The McCoy Family Center for Ethics in Society at Stanford collaborates with the Office of the President to host the Tanner Lectures at Stanford.
The Tanner Lectures, which are held at nine universities in the United States and England, were created by the late American scholar, industrialist and philanthropist Obert Clark Tanner. In creating the lectureship, Tanner said, “I hope these lectures will contribute to the intellectual and moral life of mankind. I see them simply as a search for a better understanding of human behavior and human values.”
Stanford News Service interviewed Power to get a preview of her perspectives ahead of the lectures:
What steps should the U.S. government take as it continues to face complex, 21st-century challenges, such as cybersecurity?
There is obviously a lot of discussion right now about Russian interference, and with good reason. We need to confront two very separate threats: interference in our elections through hacking and cyberattacks on the one hand, and interference in our democratic process by spreading discord and misinformation on the other. The infrastructure for responding to the former is something we have developed over the last decade, though it obviously needs to be fortified.
My main message is: take heart! History shows us that it is lots of small actions taken together that produce social change.
Samantha Power
2018 Tanner Lecturer on Human Values
But when it comes to weaponizing social media to spread lies and to turn Americans against each other, there is no obvious government lever, since it would be extremely perilous for the government to be in the business of deciding what should be published online. What we need is leadership and a sense of urgency from the president and his team. One of the topics I’ll be talking about in the lecture on diplomacy is the need to prioritize cyber and other technology issues in a way the Obama administration began to do, but where far, far more is needed.
In your lecture, you will be examining several periods of unjust policies throughout American history. What can we take away from that history and the resistance those polices faced from citizens?

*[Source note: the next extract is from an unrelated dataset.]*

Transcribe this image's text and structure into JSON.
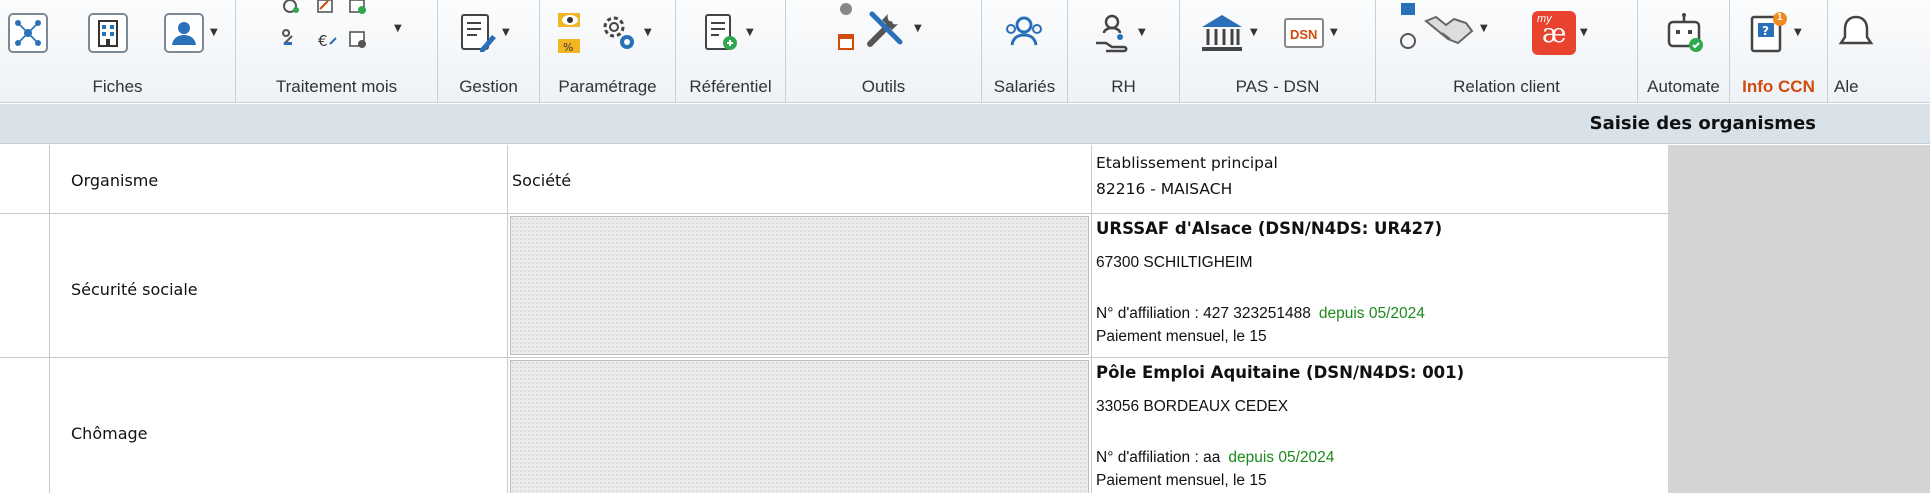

First of all, I think many Americans troubled by today’s injustices have forgotten how exceedingly dark prior periods have been. The U.S. government interned 120,000 Japanese Americans, forcing them to spend years in very harsh, remote internment camps. President Franklin Roosevelt adopted the policy despite the opposition of his attorney general and without consulting his Cabinet. And sadly, his decision enjoyed widespread popular support.
What I focus on in the lecture is small acts of resistance that didn’t undo the injustice, but that did change lives for the better. For example, a group of no more than a dozen people created an organization called the National Japanese Student Relocation Council, and they single-handedly placed more than 4,000 college-age Japanese-Americans at schools across the country.
What advice do you have for people who would like to stand up for a particular cause today?
The first thing I would say is that we who share a desire to see change must embrace politics in all its messiness. There really is no “Door Number Two.” This doesn’t mean that everyone needs to be running for office, but it is important to vote — which too few college students do — and to support those who champion the specific causes that matter to you.
I think many people these days find themselves feeling as if the attacks on human rights and dignity are unprecedented and overwhelming, making anything they do feel, by definition, insufficient. So, my main message is: take heart! History shows us that it is lots of small actions taken together that produce social change.